As MDR-hvKp strains have been reported across multiple continents with increasing frequency since 2008, understanding how cell division proteins like KPN78578_12170 might be modified or regulated differently in these convergent clones could provide insights into their successful emergence and spread .

What novel experimental approaches could elucidate the precise molecular function of KPN78578_12170?

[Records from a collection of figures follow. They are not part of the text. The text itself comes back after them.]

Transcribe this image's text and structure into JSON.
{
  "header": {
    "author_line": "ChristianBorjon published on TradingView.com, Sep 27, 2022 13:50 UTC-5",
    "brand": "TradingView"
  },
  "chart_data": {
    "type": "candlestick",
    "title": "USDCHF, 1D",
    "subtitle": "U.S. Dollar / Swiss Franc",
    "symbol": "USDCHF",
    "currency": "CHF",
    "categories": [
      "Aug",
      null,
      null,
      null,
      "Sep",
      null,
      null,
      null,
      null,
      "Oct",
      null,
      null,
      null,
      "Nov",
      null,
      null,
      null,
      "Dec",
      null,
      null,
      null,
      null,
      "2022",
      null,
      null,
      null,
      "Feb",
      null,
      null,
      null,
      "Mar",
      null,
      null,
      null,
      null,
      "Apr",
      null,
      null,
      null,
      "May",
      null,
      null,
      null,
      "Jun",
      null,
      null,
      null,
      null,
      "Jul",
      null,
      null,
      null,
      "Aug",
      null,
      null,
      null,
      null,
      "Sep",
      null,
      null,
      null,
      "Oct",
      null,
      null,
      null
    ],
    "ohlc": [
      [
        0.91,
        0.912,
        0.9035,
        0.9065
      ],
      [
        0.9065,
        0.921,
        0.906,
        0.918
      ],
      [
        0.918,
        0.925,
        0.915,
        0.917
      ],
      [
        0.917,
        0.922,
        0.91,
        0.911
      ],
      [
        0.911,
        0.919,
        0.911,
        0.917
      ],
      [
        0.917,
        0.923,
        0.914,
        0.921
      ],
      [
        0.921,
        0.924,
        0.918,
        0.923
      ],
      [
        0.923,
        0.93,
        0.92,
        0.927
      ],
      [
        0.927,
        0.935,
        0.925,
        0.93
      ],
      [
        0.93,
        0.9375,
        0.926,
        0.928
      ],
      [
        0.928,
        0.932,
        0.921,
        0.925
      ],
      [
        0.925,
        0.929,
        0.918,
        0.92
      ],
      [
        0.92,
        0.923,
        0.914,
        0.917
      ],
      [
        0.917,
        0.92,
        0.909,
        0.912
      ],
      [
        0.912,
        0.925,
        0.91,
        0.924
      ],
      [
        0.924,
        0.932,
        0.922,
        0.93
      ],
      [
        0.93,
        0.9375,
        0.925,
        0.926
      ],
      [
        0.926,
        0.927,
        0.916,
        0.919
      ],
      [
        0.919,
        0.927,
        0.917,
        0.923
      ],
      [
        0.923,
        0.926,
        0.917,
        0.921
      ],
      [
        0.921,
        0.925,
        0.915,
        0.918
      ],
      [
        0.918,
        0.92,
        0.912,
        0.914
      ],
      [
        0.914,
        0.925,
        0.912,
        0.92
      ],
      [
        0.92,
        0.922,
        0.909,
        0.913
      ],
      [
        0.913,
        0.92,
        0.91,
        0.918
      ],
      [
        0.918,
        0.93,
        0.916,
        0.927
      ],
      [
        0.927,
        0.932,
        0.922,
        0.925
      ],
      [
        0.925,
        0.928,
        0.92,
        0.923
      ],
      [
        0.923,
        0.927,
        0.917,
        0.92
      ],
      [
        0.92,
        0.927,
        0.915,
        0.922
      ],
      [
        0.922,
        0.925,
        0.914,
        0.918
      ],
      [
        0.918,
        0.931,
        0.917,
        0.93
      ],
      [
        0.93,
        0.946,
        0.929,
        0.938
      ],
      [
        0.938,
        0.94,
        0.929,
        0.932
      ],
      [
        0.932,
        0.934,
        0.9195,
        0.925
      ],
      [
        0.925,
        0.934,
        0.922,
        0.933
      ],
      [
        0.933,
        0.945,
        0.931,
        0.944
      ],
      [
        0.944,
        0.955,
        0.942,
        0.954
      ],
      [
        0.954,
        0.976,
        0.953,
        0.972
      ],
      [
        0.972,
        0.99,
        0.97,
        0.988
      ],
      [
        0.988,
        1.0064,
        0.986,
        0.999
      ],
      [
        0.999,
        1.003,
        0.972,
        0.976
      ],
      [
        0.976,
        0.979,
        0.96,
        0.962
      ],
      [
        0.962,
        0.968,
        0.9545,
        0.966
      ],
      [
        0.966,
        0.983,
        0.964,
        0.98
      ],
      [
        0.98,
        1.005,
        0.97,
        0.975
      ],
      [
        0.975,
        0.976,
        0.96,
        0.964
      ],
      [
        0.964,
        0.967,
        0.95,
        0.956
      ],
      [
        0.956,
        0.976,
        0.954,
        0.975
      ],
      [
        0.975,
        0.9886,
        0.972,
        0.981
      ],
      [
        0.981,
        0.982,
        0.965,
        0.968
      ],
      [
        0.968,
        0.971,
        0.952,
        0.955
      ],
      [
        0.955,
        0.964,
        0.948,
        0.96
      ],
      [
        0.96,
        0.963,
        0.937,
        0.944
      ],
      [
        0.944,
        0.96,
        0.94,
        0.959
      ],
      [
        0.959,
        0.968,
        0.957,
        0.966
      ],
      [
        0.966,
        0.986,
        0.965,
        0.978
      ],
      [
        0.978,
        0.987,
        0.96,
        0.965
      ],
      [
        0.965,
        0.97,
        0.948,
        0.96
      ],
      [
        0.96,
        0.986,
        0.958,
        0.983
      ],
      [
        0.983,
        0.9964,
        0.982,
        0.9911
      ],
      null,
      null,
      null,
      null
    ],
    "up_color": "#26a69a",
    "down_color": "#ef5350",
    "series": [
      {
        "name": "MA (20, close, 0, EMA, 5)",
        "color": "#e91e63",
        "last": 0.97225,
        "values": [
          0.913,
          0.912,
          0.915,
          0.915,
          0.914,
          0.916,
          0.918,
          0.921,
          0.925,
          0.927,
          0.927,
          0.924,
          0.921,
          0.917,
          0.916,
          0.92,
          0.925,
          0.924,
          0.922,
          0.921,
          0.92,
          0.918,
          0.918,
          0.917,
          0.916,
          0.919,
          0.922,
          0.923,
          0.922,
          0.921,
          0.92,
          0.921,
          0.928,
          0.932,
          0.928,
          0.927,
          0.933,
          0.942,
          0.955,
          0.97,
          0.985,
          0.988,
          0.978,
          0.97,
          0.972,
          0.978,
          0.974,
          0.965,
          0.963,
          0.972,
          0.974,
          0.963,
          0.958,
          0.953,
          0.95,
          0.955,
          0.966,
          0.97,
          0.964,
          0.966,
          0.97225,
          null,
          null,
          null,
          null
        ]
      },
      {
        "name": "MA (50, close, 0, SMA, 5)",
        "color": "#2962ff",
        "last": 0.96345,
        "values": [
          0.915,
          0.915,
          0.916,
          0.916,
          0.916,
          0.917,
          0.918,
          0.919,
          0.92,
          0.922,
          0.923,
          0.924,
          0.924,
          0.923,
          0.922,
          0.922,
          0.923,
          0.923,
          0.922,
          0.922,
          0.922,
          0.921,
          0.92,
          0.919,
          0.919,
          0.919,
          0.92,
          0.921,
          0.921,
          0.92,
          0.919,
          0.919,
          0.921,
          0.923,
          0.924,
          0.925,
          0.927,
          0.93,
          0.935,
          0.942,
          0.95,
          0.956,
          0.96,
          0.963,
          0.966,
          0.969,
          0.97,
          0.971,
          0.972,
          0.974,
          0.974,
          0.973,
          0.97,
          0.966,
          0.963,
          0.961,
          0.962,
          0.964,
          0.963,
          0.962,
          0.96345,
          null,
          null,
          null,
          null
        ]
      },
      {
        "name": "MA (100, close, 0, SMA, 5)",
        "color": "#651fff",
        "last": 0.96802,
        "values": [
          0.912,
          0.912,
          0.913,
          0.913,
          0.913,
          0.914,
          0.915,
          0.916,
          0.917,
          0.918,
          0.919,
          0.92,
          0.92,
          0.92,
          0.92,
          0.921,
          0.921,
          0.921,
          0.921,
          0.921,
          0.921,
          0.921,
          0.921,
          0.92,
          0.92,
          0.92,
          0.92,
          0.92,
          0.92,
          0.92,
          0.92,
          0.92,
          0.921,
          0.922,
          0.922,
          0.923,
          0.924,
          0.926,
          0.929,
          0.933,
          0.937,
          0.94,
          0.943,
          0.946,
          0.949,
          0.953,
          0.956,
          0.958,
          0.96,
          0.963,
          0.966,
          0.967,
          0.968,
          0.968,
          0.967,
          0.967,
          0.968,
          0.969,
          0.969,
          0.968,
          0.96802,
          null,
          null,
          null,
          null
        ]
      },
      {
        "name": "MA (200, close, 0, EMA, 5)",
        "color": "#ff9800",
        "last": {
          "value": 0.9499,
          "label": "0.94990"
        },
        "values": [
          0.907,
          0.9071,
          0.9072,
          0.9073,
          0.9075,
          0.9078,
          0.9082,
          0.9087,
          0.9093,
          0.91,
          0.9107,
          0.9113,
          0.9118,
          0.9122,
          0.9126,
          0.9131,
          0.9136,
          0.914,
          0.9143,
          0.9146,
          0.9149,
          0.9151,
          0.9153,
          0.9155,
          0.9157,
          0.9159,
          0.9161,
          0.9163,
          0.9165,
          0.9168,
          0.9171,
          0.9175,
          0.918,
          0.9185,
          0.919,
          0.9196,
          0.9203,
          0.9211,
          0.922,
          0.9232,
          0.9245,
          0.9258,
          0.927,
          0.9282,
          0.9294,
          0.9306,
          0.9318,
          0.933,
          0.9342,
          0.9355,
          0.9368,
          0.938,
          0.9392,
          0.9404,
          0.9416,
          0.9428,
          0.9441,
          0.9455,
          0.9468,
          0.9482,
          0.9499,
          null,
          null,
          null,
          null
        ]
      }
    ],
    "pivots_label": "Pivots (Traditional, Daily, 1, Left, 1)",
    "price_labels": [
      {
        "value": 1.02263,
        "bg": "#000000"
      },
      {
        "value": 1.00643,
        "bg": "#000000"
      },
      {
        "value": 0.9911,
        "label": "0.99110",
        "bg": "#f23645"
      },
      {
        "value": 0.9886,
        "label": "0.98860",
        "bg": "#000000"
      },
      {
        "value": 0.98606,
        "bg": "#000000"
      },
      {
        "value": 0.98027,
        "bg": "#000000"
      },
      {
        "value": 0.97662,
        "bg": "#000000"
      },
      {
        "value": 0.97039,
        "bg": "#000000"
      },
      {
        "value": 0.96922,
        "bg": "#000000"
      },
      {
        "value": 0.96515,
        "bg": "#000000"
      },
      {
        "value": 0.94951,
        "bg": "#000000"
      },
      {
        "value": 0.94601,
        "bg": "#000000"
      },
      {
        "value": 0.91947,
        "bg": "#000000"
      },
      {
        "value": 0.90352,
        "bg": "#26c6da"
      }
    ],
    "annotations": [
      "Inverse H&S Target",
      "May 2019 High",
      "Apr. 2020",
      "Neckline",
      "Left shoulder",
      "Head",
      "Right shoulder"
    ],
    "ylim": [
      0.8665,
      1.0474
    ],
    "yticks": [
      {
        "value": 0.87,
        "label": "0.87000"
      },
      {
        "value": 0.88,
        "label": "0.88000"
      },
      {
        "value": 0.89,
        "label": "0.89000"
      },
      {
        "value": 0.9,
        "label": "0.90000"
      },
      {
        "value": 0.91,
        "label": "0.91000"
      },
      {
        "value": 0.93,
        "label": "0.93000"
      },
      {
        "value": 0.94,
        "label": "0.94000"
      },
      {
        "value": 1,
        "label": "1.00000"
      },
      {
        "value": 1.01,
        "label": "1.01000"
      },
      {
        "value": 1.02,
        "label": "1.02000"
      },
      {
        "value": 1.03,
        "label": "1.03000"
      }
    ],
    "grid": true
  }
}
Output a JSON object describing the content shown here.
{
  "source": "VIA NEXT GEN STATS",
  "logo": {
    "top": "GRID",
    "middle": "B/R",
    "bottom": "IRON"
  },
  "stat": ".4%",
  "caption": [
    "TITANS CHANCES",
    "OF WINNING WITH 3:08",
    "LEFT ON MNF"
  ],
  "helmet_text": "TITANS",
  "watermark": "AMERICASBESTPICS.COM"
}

To advance our understanding of KPN78578_12170's molecular function, several cutting-edge approaches should be considered:

• Cryo-electron tomography:

  • Visualize KPN78578_12170 in its native membrane environment

  • Map its precise localization within the divisome

  • Observe structural changes during different cell division stages

• In situ crosslinking coupled with mass spectrometry:

  • Identify transient protein-protein interactions

  • Map interaction interfaces at amino acid resolution

  • Characterize the dynamic interactome during cell division

• Single-molecule tracking microscopy:

  • Monitor real-time protein dynamics during cell division

  • Quantify diffusion rates, residency times, and stoichiometry

  • Correlate protein movement with septum formation

• CRISPR interference with inducible systems:

  • Create tunable depletion of KPN78578_12170

  • Identify the precise timing of its requirement during division

  • Determine minimum threshold levels needed for function

• Reconstitution in synthetic membrane systems:

  • Reconstruct minimal divisome components in liposomes

  • Test sufficiency for driving membrane constriction

  • Analyze biophysical properties and force generation

These advanced approaches, particularly when used in combination, could provide unprecedented insights into how KPN78578_12170 contributes to bacterial cell division at the molecular level, potentially revealing new targets for antimicrobial development.